Our data munging code.
GNU Affero General Public License v3.0
34 stars 9 forks source link

Implement VN + VNDB data handling #3

Closed 0x000011b closed 1 year ago

0x000011b commented 1 year ago

Summary

Scope of this task is to implement support for Visual Novel data in the data-toolbox, augmenting it with external information sourced from VNDB.

Source file formats

Each VN will be comprised of one or two files. Assuming {title} as the VN's title, there will be a mandatory {title}.txt file which contains the actual script text. Here's a made-up example:

{name of character}: {text said by character}
{name of character}: {text said by character}
{name of character}: {text said by character}
some narration text
================================================================================
{name of character}: {text said by character}
{name of character}: {text said by character}
narration text
{name of character}: {text said by character}

The sequence of === characters separate episodes from each other.

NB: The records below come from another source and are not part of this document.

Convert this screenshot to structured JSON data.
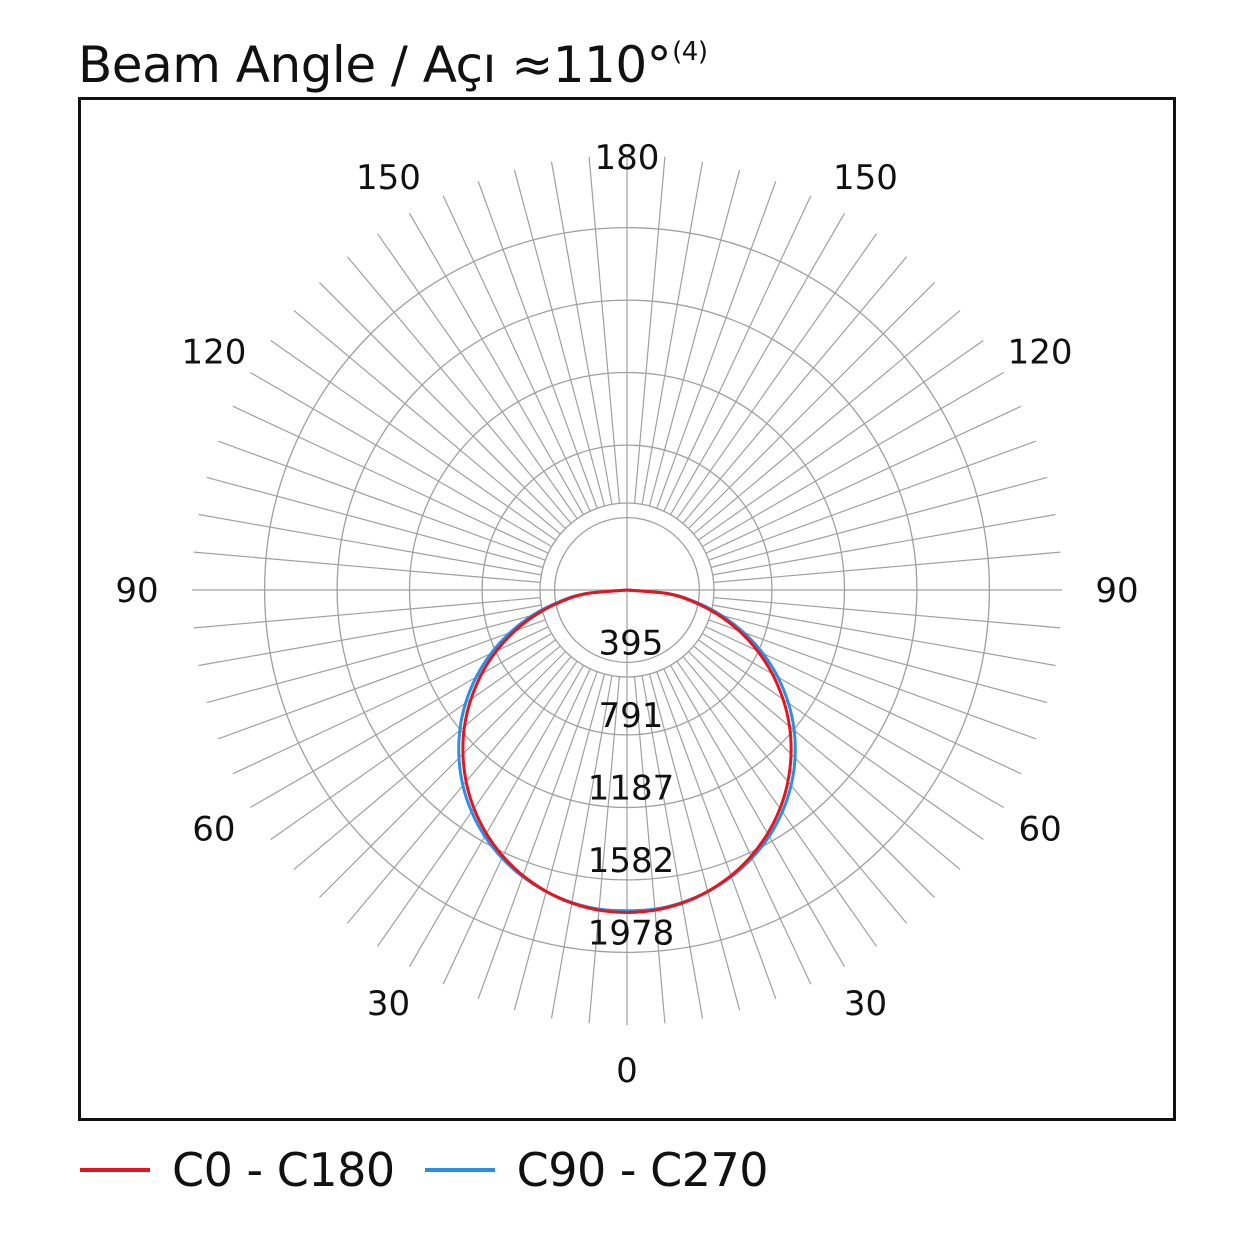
{
  "title": {
    "text": "Beam Angle / Açı ≈110°",
    "superscript": "(4)"
  },
  "chart_data": {
    "type": "polar",
    "title": "Beam Angle / Açı ≈110°(4)",
    "angle_labels": [
      "0",
      "30",
      "60",
      "90",
      "120",
      "150",
      "180"
    ],
    "radial_labels": [
      "395",
      "791",
      "1187",
      "1582",
      "1978"
    ],
    "rlim": [
      0,
      2374
    ],
    "angle_range": [
      0,
      180
    ],
    "grid": true,
    "legend_position": "bottom",
    "colors": {
      "grid": "#a0a0a0",
      "C0-C180": "#e8141c",
      "C90-C270": "#2a8fe8"
    },
    "series": [
      {
        "name": "C0 - C180",
        "color": "#e8141c",
        "angles": [
          0,
          5,
          10,
          15,
          20,
          25,
          30,
          35,
          40,
          45,
          50,
          55,
          60,
          65,
          70,
          75,
          80,
          85,
          90
        ],
        "values": [
          1760,
          1754,
          1735,
          1703,
          1659,
          1603,
          1535,
          1456,
          1366,
          1266,
          1158,
          1040,
          916,
          786,
          650,
          510,
          365,
          218,
          0
        ]
      },
      {
        "name": "C90 - C270",
        "color": "#2a8fe8",
        "angles": [
          0,
          5,
          10,
          15,
          20,
          25,
          30,
          35,
          40,
          45,
          50,
          55,
          60,
          65,
          70,
          75,
          80,
          85,
          90
        ],
        "values": [
          1750,
          1748,
          1732,
          1704,
          1665,
          1614,
          1552,
          1478,
          1393,
          1297,
          1191,
          1075,
          950,
          818,
          678,
          532,
          382,
          228,
          0
        ]
      }
    ]
  }
}
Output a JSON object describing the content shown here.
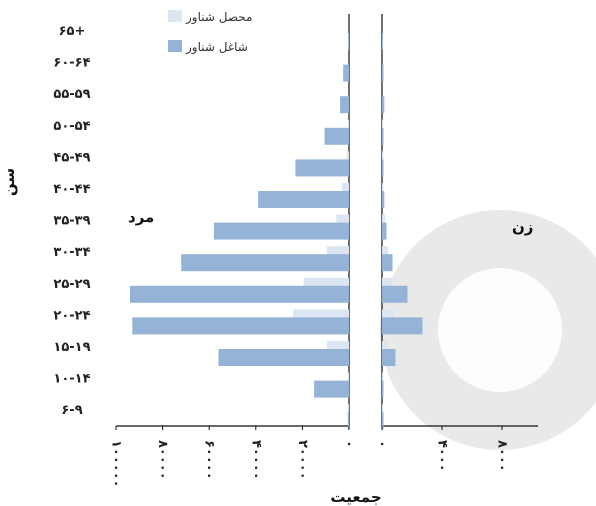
{
  "chart_data": {
    "type": "bar",
    "orientation": "horizontal",
    "layout": "population-pyramid",
    "ylabel": "سن",
    "xlabel": "جمعیت",
    "categories": [
      "۶-۹",
      "۱۰-۱۴",
      "۱۵-۱۹",
      "۲۰-۲۴",
      "۲۵-۲۹",
      "۳۰-۳۴",
      "۳۵-۳۹",
      "۴۰-۴۴",
      "۴۵-۴۹",
      "۵۰-۵۴",
      "۵۵-۵۹",
      "۶۰-۶۴",
      "۶۵+"
    ],
    "legend": [
      "محصل شناور",
      "شاغل شناور"
    ],
    "legend_position": "top",
    "panels": [
      {
        "label": "مرد",
        "xlim": [
          0,
          100000
        ],
        "xticks": [
          0,
          20000,
          40000,
          60000,
          80000,
          100000
        ],
        "tick_labels": [
          "۰",
          "۲۰۰۰۰",
          "۴۰۰۰۰",
          "۶۰۰۰۰",
          "۸۰۰۰۰",
          "۱۰۰۰۰۰"
        ],
        "series": [
          {
            "name": "محصل شناور",
            "values": [
              200,
              500,
              9500,
              24000,
              19500,
              9500,
              5500,
              3000,
              1000,
              500,
              0,
              0,
              0
            ]
          },
          {
            "name": "شاغل شناور",
            "values": [
              500,
              15000,
              56000,
              93000,
              94000,
              72000,
              58000,
              39000,
              23000,
              10500,
              3800,
              2500,
              400
            ]
          }
        ]
      },
      {
        "label": "زن",
        "xlim": [
          0,
          10000
        ],
        "xticks": [
          0,
          4000,
          8000
        ],
        "tick_labels": [
          "۰",
          "۴۰۰۰",
          "۸۰۰۰"
        ],
        "series": [
          {
            "name": "محصل شناور",
            "values": [
              50,
              100,
              400,
              800,
              700,
              400,
              200,
              100,
              100,
              50,
              0,
              0,
              0
            ]
          },
          {
            "name": "شاغل شناور",
            "values": [
              100,
              100,
              900,
              2700,
              1700,
              700,
              300,
              150,
              100,
              100,
              150,
              100,
              50
            ]
          }
        ]
      }
    ]
  }
}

The VN might optionally also have a {title}.chars.json file, where each key is the name of a character seen in the .txt file, and their VNDB character ID. An example:

{
 "name of character": "c67681",
 "name of character": "c52103",
 "name of character": "c11620"
}

Implementation details

A VisualNovelDataset class should be implemented under toolbox/datasets/visual_novels.py, following the general format of the other datasets. It should yield individual episodes (a.k.a. sequences of dialog that have been separated by the === lines), accompanied by the relevant characters if a matching .chars.json is found. Feel free to structure this how you feel is best, but I recommend basing the implementation off any of the other datasets in that folder.

A VisualNovelPDM should then be implemented under toolbox/modules/visual_novel_pdm.py. Again, basing off of an existing PDM is likely a good call - I'd suggest looking at LightPDM. The catch here is that the generated Episodes should contain persona data whenever possible. The way this should be done is by using the VNDB character IDs specified in the matching .chars.json file to look up character information in the VNDB databases. These are made available for download here.

What specific character data to include is still undecided, we can discuss this here or in the Matrix.

TearGosling commented 1 year ago

Will try to get started on this today. I've never used SQL at all before though, meaning someone else may need to handle the searching and fetching.

TearGosling commented 1 year ago

I've opened PR #8 to handle this, pending review. Due to the fact that the function to grab personas from the VNDB is not yet implemented, I'm keeping this task under "in progress" rather than moving it to "under review".

TearGosling commented 1 year ago

Very old issue, inactive - closing for now.